日本の作品づくりは霞がかかり始めてしまっていますよ。アンダードックの登場人物たちがどうなっていくのか。こいつらだって何かあるかもしれない。と、興味を湧かせればいい。本編にはヤクザ役も登場しますが、それも作品を作り上げるために必要なキャラクターだから。世の中はいろいろな立場にいる人で構成されていることを俯瞰し、しっかりそれらを拾ってキャラクターにしていくことを日本の作品も求めるべきだと思います」(武監督)

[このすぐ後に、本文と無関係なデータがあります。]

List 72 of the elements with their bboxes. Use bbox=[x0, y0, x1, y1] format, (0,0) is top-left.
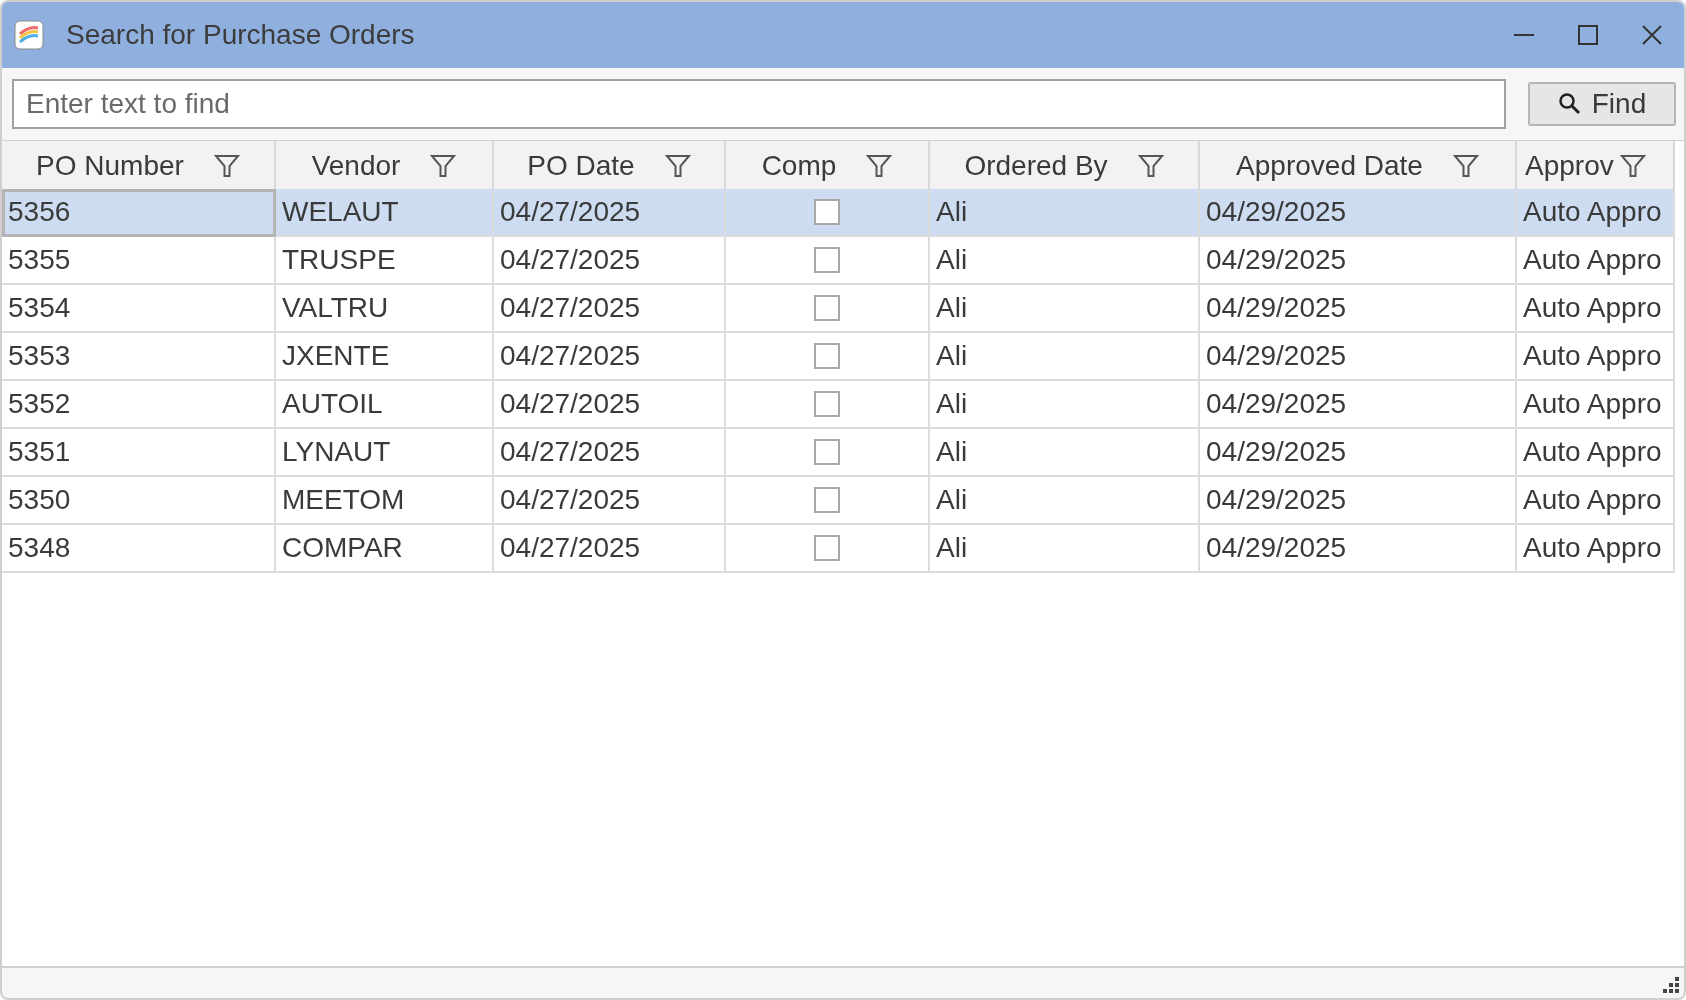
table-cell: 04/27/2025 bbox=[494, 237, 726, 285]
filter-icon[interactable] bbox=[1137, 153, 1164, 179]
table-cell: 04/27/2025 bbox=[494, 189, 726, 237]
table-cell: JXENTE bbox=[276, 333, 494, 381]
checkbox[interactable] bbox=[814, 535, 840, 561]
table-cell: MEETOM bbox=[276, 477, 494, 525]
close-icon bbox=[1641, 24, 1663, 46]
checkbox[interactable] bbox=[814, 439, 840, 465]
table-cell: Auto Appro bbox=[1517, 285, 1675, 333]
table-cell: 5353 bbox=[2, 333, 276, 381]
table-cell: WELAUT bbox=[276, 189, 494, 237]
table-cell: 04/27/2025 bbox=[494, 525, 726, 573]
table-cell: 5350 bbox=[2, 477, 276, 525]
search-icon bbox=[1557, 92, 1582, 116]
table-cell: Ali bbox=[930, 237, 1200, 285]
table-cell: Auto Appro bbox=[1517, 333, 1675, 381]
filter-icon[interactable] bbox=[866, 153, 893, 179]
table-cell: Ali bbox=[930, 477, 1200, 525]
table-cell: 04/29/2025 bbox=[1200, 189, 1517, 237]
maximize-icon bbox=[1577, 24, 1599, 46]
table-cell: 5348 bbox=[2, 525, 276, 573]
table-cell: Ali bbox=[930, 189, 1200, 237]
checkbox[interactable] bbox=[814, 343, 840, 369]
resize-grip-icon[interactable] bbox=[1662, 976, 1680, 994]
table-cell: Auto Appro bbox=[1517, 381, 1675, 429]
table-cell: 04/29/2025 bbox=[1200, 237, 1517, 285]
table-cell: LYNAUT bbox=[276, 429, 494, 477]
filter-icon[interactable] bbox=[1452, 153, 1479, 179]
table-cell: 5352 bbox=[2, 381, 276, 429]
filter-icon[interactable] bbox=[430, 153, 457, 179]
checkbox[interactable] bbox=[814, 391, 840, 417]
table-cell: 5354 bbox=[2, 285, 276, 333]
table-cell: 04/29/2025 bbox=[1200, 477, 1517, 525]
table-cell: 04/29/2025 bbox=[1200, 525, 1517, 573]
table-cell: Auto Appro bbox=[1517, 237, 1675, 285]
checkbox[interactable] bbox=[814, 199, 840, 225]
table-cell: 04/27/2025 bbox=[494, 285, 726, 333]
table-cell: VALTRU bbox=[276, 285, 494, 333]
table-cell: Auto Appro bbox=[1517, 189, 1675, 237]
checkbox[interactable] bbox=[814, 247, 840, 273]
table-cell: Ali bbox=[930, 525, 1200, 573]
table-cell: 04/29/2025 bbox=[1200, 285, 1517, 333]
table-cell: Ali bbox=[930, 333, 1200, 381]
table-cell: Ali bbox=[930, 285, 1200, 333]
table-cell: 04/27/2025 bbox=[494, 381, 726, 429]
window-title: Search for Purchase Orders bbox=[66, 19, 416, 51]
table-cell: Auto Appro bbox=[1517, 477, 1675, 525]
search-field[interactable]: Enter text to find bbox=[12, 79, 1506, 129]
table-cell: 04/29/2025 bbox=[1200, 429, 1517, 477]
table-cell: 04/29/2025 bbox=[1200, 333, 1517, 381]
table-cell: COMPAR bbox=[276, 525, 494, 573]
filter-icon[interactable] bbox=[213, 153, 240, 179]
minimize-icon bbox=[1513, 34, 1535, 36]
table-cell: 04/27/2025 bbox=[494, 429, 726, 477]
table-cell: Ali bbox=[930, 429, 1200, 477]
table-cell: 04/27/2025 bbox=[494, 333, 726, 381]
filter-icon[interactable] bbox=[664, 153, 691, 179]
table-cell: 04/27/2025 bbox=[494, 477, 726, 525]
find-button[interactable]: Find bbox=[1528, 82, 1676, 126]
table-cell: AUTOIL bbox=[276, 381, 494, 429]
table-cell: 5356 bbox=[2, 189, 276, 237]
checkbox[interactable] bbox=[814, 487, 840, 513]
table-cell: Ali bbox=[930, 381, 1200, 429]
app-icon bbox=[14, 20, 44, 50]
table-cell: 5351 bbox=[2, 429, 276, 477]
table-cell: 5355 bbox=[2, 237, 276, 285]
checkbox[interactable] bbox=[814, 295, 840, 321]
table-cell: Auto Appro bbox=[1517, 429, 1675, 477]
table-cell: TRUSPE bbox=[276, 237, 494, 285]
filter-icon[interactable] bbox=[1619, 153, 1646, 179]
table-cell: 04/29/2025 bbox=[1200, 381, 1517, 429]
table-cell: Auto Appro bbox=[1517, 525, 1675, 573]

黒木香誕生の『SMぽいの好き』撮影シーンは作品のキモ
武監督が語るように、さまざまなキャラクターが登場します。
会社が倒産し、妻に浮気された村西とおるがアダルト業界に入るきっかけを作った相棒トシ(満島真之介)や、村西の理解者であり、共に立ち上げたアダルトビデオスタジオ「サファイア映像」社長の川田(玉山鉄二)をはじめ、吉田鋼太郎、板尾創路、リリー・フランキー、國村隼、石橋凌、小雪らベテラン勢が演じるキーパーソンもストーリーに深みを持たせます。
そして、後に黒木香となる恵美(森田望智)というヒロイン像も男性目線に頼った描き方ではないことで『全裸監督』のキャラクターづくりの真骨頂を発揮しています。
タイトルにある「全裸」に1ミリも嘘がなく、AVシーンも満載です。黒木香が生まれる『SMぽいの好き』という作品の舞台裏も濃密に描かれ、『全裸監督』のキモのシーンでもあります。
家族と見るのははばかられる作品であることに間違いはありませんが、AVそのものに嫌悪感を抱くことが多いであろう女性の視聴者層も共感できるポイントが高い作品であると断言します。それは森田望智が演じた恵美を通じて、自己表現の自由を求めた一人の女性の姿も省かれることなく描かれているからです。